Aydınlılara kulak verebilirdik. Aydın'da JES'ler ve doğayı tahrip eden enerji şirketleri, kanser hastalığının artmasını ve Aydınlıların geçim kaynaklarının ortadan kalkmasını hem ekosistemi tahrip ederek hem de tarihî alanları, SİT alanlarını ortadan kaldırarak sağlıyorlar, bunun önüne geçebilirdik; İzmir Çeşme'de yine "ÇED Gerekli Değildir" kararı iptal edilmesine rağmen, Germiyan Kislecik mevkisinde arkeolojik ve orman alanlarının ortadan kaldırılmasına engel olabilirdik; Muğla Köyceğiz'deki ormanların kesilmesine engel olabilirdik, İzmir ve Manisa'da Gediz havzasındaki yer altı sularının kirlenmesinin önüne geçmek için bir çaba içerisinde olabilirdik; Ege Bölgesi'nin en önemli ovalarını sulayan nehirlerin kaynağı olan Murat Dağı'nda doğayı katletmek için girişimlerde bulunmayabilirdik. Değerli arkadaşlar, size daha yığınla böyle şeyler sayabilirim.

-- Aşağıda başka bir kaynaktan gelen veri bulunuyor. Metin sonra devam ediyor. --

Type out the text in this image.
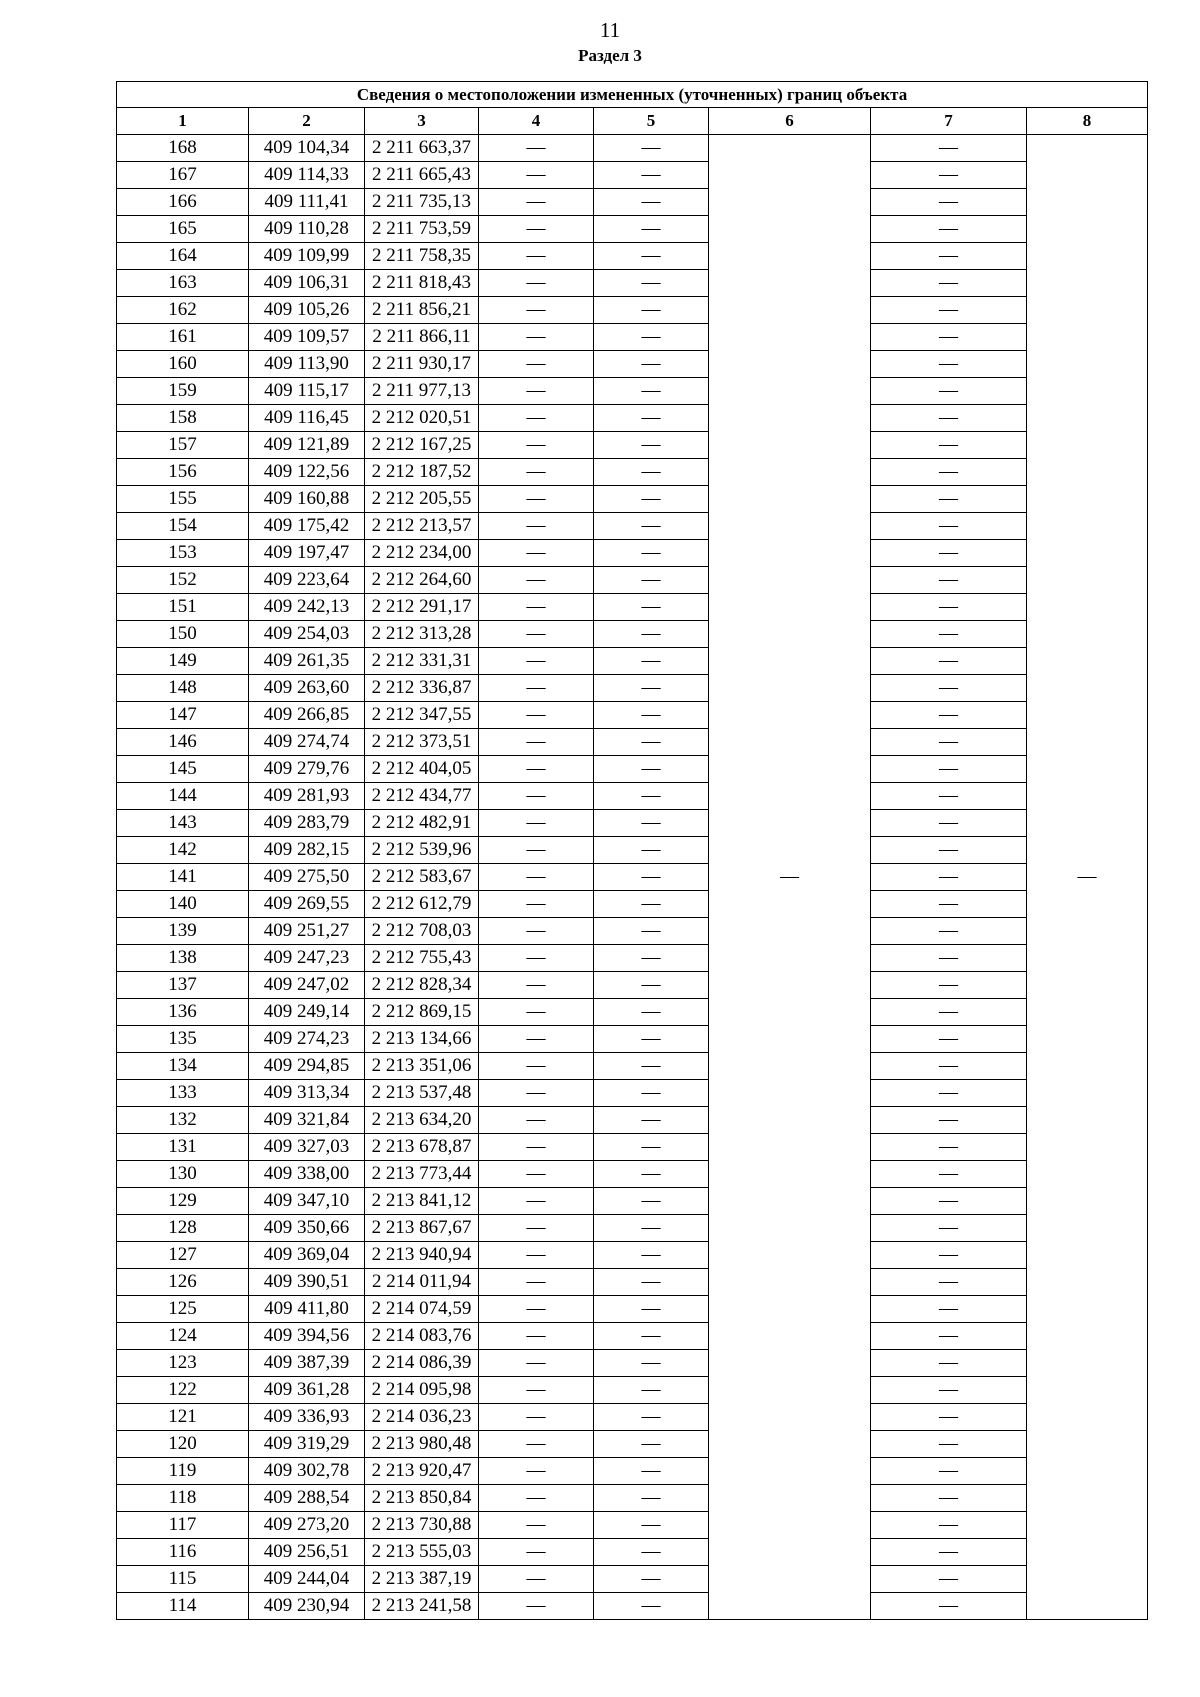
11
Раздел 3
Сведения о местоположении измененных (уточненных) границ объекта							
1	2	3	4	5	6	7	8
168	409 104,34	2 211 663,37	—	—	—	—	—
167	409 114,33	2 211 665,43	—	—		—	
166	409 111,41	2 211 735,13	—	—		—	
165	409 110,28	2 211 753,59	—	—		—	
164	409 109,99	2 211 758,35	—	—		—	
163	409 106,31	2 211 818,43	—	—		—	
162	409 105,26	2 211 856,21	—	—		—	
161	409 109,57	2 211 866,11	—	—		—	
160	409 113,90	2 211 930,17	—	—		—	
159	409 115,17	2 211 977,13	—	—		—	
158	409 116,45	2 212 020,51	—	—		—	
157	409 121,89	2 212 167,25	—	—		—	
156	409 122,56	2 212 187,52	—	—		—	
155	409 160,88	2 212 205,55	—	—		—	
154	409 175,42	2 212 213,57	—	—		—	
153	409 197,47	2 212 234,00	—	—		—	
152	409 223,64	2 212 264,60	—	—		—	
151	409 242,13	2 212 291,17	—	—		—	
150	409 254,03	2 212 313,28	—	—		—	
149	409 261,35	2 212 331,31	—	—		—	
148	409 263,60	2 212 336,87	—	—		—	
147	409 266,85	2 212 347,55	—	—		—	
146	409 274,74	2 212 373,51	—	—		—	
145	409 279,76	2 212 404,05	—	—		—	
144	409 281,93	2 212 434,77	—	—		—	
143	409 283,79	2 212 482,91	—	—		—	
142	409 282,15	2 212 539,96	—	—		—	
141	409 275,50	2 212 583,67	—	—		—	
140	409 269,55	2 212 612,79	—	—		—	
139	409 251,27	2 212 708,03	—	—		—	
138	409 247,23	2 212 755,43	—	—		—	
137	409 247,02	2 212 828,34	—	—		—	
136	409 249,14	2 212 869,15	—	—		—	
135	409 274,23	2 213 134,66	—	—		—	
134	409 294,85	2 213 351,06	—	—		—	
133	409 313,34	2 213 537,48	—	—		—	
132	409 321,84	2 213 634,20	—	—		—	
131	409 327,03	2 213 678,87	—	—		—	
130	409 338,00	2 213 773,44	—	—		—	
129	409 347,10	2 213 841,12	—	—		—	
128	409 350,66	2 213 867,67	—	—		—	
127	409 369,04	2 213 940,94	—	—		—	
126	409 390,51	2 214 011,94	—	—		—	
125	409 411,80	2 214 074,59	—	—		—	
124	409 394,56	2 214 083,76	—	—		—	
123	409 387,39	2 214 086,39	—	—		—	
122	409 361,28	2 214 095,98	—	—		—	
121	409 336,93	2 214 036,23	—	—		—	
120	409 319,29	2 213 980,48	—	—		—	
119	409 302,78	2 213 920,47	—	—		—	
118	409 288,54	2 213 850,84	—	—		—	
117	409 273,20	2 213 730,88	—	—		—	
116	409 256,51	2 213 555,03	—	—		—	
115	409 244,04	2 213 387,19	—	—		—	
114	409 230,94	2 213 241,58	—	—		—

AKP döneminde özellikle gidip Aydın'a bakarsak, aslında yerin üzerindeki bu zenginliklerin nasıl yok edilmeye çalışıldığını görebiliriz. Aydın'ın İncirliova ve Efeler ilçeleri ile Kızılcaköy, Dereağzı ve Gerenkova Mahalleleri mevkilerini kapsayan Sarı Zeybek JES Projesi'nin ne kadar büyük yıkıma sebep olduğunu, doğayı nasıl tahrip ettiğini anlatamam. Aydın'da daha önce kurulan JES'ler nedeniyle ağaçların kanser olduğunu, incirlerinin çürüyüp dalından düştüğünü söyleyen Kızılcaköylüler, yanı başlarında bir jeotermal daha istemiyorlar fakat bu Parlamento bunu duymak istemiyor; özellikle bu Parlamentoda AKP-MHP bloğu bunu duymak istemiyor. Yine Aydın bölgesinde kurulan -Menderes havzasında, Gediz havzasında- üzüm bağlarının yok edildiğini burada söylemek istiyorum. Kuyucak ilçesine bağlı Pamukören'de aynı şekilde incir tarlalarının ortasına JES'ler kurulduğunu ve bir doğa cinayeti işlendiğini söyleyebilirim.
Bu cinayetler için, bu doğa katliamları için ben daha önce İzmir Orhanlı'ya gittim ve açılmakta olan, aslında ÇED raporu olmamasına rağmen, hukuki süreç devam etmesine rağmen kurulan bir JES'in önünde basın açıklaması yaptım. Biliyor musunuz, bu basın açıklaması için jandarma, Orhanlı köylülerine gidiyor, tek tek kapılarını çalışıyor ve diyor ki: "Bu kimdir, geliyor burada açıklama yapıyor? Siz kiminle böyle yan yana duruyorsunuz?" diye Orhanlı köylülerini tehdit ediyor. Ben İzmir Milletvekiliyim ve halkın çıkarlarını savunmak için, Orhanlı köylülerinin çıkarlarını savunmak için bu Mecliste nefes tüketiyorum. Siz kimin için nefes tüketiyorsunuz? JES'lerin patronları oh çeksin diye nefes tüketiyorsunuz, yandaşlar oh çeksin diye nefes tüketiyorsunuz diyorum.